Like many sacred musicians, I’d been having a particularly challenging year, and amid the Omicron surge, my church had recently canceled all in-person rehearsals and returned to online worship. For weeks, I had looked forward to Area 1’s Winter Workshop as my one opportunity to finally make live music with bell friends. And then, two days before we would have all met in Amherst, an impending blizzard forced the event to cancel.

Canceling Winter Workshop was absolutely a wise decision. There is no scenario under which it would have been safe for anyone to travel in the face of the forecast for that Saturday. But this fact did little to allay my discouragement. At another time, I might have welcomed being snowed in at home, but during this January, I’d already had all the downtime I could take and then some. I was ready to be social and to make music!
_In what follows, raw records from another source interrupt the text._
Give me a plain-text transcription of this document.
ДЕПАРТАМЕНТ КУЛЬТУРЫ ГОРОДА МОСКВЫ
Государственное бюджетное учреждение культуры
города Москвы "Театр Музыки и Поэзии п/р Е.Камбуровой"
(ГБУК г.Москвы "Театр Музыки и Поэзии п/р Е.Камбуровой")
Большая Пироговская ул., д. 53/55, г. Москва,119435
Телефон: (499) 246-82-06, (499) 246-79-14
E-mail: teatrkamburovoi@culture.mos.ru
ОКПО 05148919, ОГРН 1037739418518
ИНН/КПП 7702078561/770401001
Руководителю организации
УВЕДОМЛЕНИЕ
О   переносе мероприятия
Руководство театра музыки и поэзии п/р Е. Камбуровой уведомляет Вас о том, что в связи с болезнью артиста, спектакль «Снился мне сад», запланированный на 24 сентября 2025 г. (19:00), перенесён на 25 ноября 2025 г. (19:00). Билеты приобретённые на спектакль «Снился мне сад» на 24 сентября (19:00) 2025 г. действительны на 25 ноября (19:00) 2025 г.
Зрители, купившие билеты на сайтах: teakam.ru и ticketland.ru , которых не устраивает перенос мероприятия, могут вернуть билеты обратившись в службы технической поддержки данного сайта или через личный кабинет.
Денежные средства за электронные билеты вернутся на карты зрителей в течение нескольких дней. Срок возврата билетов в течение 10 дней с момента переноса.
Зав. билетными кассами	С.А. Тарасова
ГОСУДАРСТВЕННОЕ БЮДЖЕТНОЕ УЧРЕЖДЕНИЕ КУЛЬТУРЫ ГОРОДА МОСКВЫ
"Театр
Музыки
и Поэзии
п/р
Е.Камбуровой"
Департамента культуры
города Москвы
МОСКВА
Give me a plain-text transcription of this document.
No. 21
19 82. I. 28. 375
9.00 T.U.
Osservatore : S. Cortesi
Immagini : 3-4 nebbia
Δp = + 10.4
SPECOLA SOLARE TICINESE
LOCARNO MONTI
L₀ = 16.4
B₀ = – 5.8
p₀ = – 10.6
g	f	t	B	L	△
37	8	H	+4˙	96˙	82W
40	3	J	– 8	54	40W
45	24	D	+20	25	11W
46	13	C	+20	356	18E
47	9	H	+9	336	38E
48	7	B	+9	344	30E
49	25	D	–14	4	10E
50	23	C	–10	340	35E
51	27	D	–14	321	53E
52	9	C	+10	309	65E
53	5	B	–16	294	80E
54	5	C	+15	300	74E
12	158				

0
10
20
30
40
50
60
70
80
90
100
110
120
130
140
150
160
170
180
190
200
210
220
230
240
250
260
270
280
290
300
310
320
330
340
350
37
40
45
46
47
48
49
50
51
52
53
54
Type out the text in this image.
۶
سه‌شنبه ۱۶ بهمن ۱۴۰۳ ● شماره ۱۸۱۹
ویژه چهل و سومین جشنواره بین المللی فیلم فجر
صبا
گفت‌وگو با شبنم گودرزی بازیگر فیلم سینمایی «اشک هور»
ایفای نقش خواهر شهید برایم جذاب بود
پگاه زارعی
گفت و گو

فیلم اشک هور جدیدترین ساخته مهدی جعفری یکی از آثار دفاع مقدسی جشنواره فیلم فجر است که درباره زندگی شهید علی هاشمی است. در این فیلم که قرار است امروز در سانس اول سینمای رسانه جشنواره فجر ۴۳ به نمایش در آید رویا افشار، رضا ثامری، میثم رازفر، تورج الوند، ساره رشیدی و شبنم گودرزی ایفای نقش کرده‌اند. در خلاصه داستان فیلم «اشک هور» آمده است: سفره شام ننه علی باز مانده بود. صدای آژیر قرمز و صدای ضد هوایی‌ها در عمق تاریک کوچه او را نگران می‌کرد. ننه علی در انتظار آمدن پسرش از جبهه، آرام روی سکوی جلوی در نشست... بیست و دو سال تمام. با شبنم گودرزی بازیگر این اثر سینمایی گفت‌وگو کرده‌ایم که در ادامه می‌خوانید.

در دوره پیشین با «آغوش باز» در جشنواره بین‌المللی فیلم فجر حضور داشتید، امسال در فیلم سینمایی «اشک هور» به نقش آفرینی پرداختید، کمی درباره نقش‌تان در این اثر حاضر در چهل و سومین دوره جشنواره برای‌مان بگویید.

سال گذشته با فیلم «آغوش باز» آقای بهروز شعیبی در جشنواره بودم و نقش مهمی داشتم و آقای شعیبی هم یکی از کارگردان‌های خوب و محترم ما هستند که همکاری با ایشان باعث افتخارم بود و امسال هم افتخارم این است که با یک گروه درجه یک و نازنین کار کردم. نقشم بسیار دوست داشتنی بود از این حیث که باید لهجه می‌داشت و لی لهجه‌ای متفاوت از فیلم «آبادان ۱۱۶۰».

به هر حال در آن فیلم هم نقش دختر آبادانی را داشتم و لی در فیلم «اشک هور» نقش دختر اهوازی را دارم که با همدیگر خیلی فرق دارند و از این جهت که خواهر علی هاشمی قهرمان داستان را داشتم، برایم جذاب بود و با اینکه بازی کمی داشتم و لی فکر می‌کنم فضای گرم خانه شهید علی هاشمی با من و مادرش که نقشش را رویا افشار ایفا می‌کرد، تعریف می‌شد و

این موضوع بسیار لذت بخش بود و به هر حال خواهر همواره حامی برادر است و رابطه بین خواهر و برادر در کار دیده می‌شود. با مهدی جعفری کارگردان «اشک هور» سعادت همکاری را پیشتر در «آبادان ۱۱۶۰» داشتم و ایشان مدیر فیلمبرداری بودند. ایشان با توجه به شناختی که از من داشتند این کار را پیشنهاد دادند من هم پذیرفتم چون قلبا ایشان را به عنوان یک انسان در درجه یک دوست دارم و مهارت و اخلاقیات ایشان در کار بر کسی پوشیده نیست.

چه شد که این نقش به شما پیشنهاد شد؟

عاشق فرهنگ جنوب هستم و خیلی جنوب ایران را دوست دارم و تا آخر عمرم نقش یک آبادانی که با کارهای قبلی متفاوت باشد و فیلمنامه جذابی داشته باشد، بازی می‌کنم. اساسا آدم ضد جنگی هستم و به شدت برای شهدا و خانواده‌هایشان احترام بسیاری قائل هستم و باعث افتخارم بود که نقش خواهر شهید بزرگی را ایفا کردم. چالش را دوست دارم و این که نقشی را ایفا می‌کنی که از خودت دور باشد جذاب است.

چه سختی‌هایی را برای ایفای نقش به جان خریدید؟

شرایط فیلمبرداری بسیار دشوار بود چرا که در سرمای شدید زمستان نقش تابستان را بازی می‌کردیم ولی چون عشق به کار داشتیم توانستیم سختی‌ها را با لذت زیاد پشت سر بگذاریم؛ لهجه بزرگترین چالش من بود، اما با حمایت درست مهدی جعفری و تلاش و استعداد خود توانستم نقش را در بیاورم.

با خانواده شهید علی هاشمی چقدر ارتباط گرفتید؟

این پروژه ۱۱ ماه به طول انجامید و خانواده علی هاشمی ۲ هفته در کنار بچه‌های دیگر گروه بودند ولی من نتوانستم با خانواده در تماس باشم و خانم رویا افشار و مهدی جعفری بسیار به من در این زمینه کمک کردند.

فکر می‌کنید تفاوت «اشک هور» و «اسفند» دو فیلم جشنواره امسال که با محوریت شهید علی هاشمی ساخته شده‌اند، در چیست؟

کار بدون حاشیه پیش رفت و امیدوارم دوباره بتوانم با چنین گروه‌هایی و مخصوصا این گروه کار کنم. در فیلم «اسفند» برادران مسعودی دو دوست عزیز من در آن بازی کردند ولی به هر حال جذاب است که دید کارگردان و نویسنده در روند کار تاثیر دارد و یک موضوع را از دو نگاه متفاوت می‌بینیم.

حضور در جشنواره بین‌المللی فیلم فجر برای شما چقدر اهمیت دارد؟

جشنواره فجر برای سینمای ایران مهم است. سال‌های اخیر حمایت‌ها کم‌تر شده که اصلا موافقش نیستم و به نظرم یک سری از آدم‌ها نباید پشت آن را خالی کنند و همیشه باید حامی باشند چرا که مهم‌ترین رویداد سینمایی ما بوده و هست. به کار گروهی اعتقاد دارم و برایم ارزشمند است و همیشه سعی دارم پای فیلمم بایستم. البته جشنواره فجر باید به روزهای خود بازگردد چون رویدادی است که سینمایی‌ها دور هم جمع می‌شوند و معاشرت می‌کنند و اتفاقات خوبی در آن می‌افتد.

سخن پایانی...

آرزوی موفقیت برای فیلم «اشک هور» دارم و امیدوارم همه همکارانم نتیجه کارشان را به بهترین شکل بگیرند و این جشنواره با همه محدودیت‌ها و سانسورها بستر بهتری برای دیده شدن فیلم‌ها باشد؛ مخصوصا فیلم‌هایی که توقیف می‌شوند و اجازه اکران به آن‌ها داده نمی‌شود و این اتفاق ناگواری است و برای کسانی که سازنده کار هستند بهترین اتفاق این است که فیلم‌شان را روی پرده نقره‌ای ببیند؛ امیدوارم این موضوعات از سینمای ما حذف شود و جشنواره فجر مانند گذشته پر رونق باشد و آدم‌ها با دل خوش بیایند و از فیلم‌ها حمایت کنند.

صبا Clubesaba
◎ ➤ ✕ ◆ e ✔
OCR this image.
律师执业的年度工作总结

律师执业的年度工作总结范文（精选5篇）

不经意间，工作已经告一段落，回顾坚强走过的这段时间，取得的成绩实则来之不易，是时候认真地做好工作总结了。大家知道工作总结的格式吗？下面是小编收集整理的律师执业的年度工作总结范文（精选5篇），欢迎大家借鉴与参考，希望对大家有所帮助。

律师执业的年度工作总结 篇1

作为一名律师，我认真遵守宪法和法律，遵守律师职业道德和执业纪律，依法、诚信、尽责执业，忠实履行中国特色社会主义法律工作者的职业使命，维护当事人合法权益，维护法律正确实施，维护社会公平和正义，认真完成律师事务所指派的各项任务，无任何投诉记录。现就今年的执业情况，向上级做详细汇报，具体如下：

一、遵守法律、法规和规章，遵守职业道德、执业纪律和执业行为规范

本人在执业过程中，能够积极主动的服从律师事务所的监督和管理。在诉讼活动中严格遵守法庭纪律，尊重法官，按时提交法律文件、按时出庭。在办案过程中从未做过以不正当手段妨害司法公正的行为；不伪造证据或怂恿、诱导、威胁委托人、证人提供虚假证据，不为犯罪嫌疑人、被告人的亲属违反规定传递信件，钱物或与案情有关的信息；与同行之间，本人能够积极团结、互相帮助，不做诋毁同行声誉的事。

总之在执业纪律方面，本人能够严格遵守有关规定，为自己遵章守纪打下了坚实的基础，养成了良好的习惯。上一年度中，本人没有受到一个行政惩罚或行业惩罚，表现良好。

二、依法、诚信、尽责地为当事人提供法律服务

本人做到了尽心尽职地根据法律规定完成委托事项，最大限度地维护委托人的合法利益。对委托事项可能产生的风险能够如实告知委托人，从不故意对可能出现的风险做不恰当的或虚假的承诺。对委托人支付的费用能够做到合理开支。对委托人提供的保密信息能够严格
At that moment, I saw a discouraged Facebook post from Chuck Arnold – and it hit me that I wasn’t the only disappointed ringer who suddenly had a free Friday evening. I live in Andover, MA, and there are a number of bronze-level ringers within 30 miles of me who had been registered for Winter Workshop. Since no snow was due to fall until very late on Friday night, I began to wonder whether some of us could get together on Friday afternoon, whether just to hang out or to ring through some of the music we’d learned for Winter Workshop. A quick glance at the bell assignment list for the Distinctly New England track from Winter Workshop showed me that it would be easy to fill a 5-octave choir with local ringers. We still needed bells and a location, so I emailed a few local directors whose churches (unlike mine) were not closed, and Sue Lee quickly responded, offering us the use of her equipment and space at St. Matthew’s in Acton.

From there, things picked up speed quickly. When I first responded to Chuck’s Facebook post, I had imagined we’d just amass a few ringers who lived in the Merrimack Valley, but 60+ Facebook comments later, it turned out that ringers from throughout New England wanted to join us in Acton. Soon, I had received emails from ringers in 5 out of the 6 New England states, it was clear that we could field a second full choir, and I had reached out to various other ringers to bring more equipment. Big shout-out here to Susan Capestro, Emlee Kohler, Carlene Ruesenberg, Susan Schultz, and Gina Williams, who all helped supply equipment for the second choir! One ringer dubbed the new event “Winter Workschoppe,” and the name stuck – but while the pun on my last name was apt, there were certainly a LOT of people now invested in pulling off this Friday-night adventure!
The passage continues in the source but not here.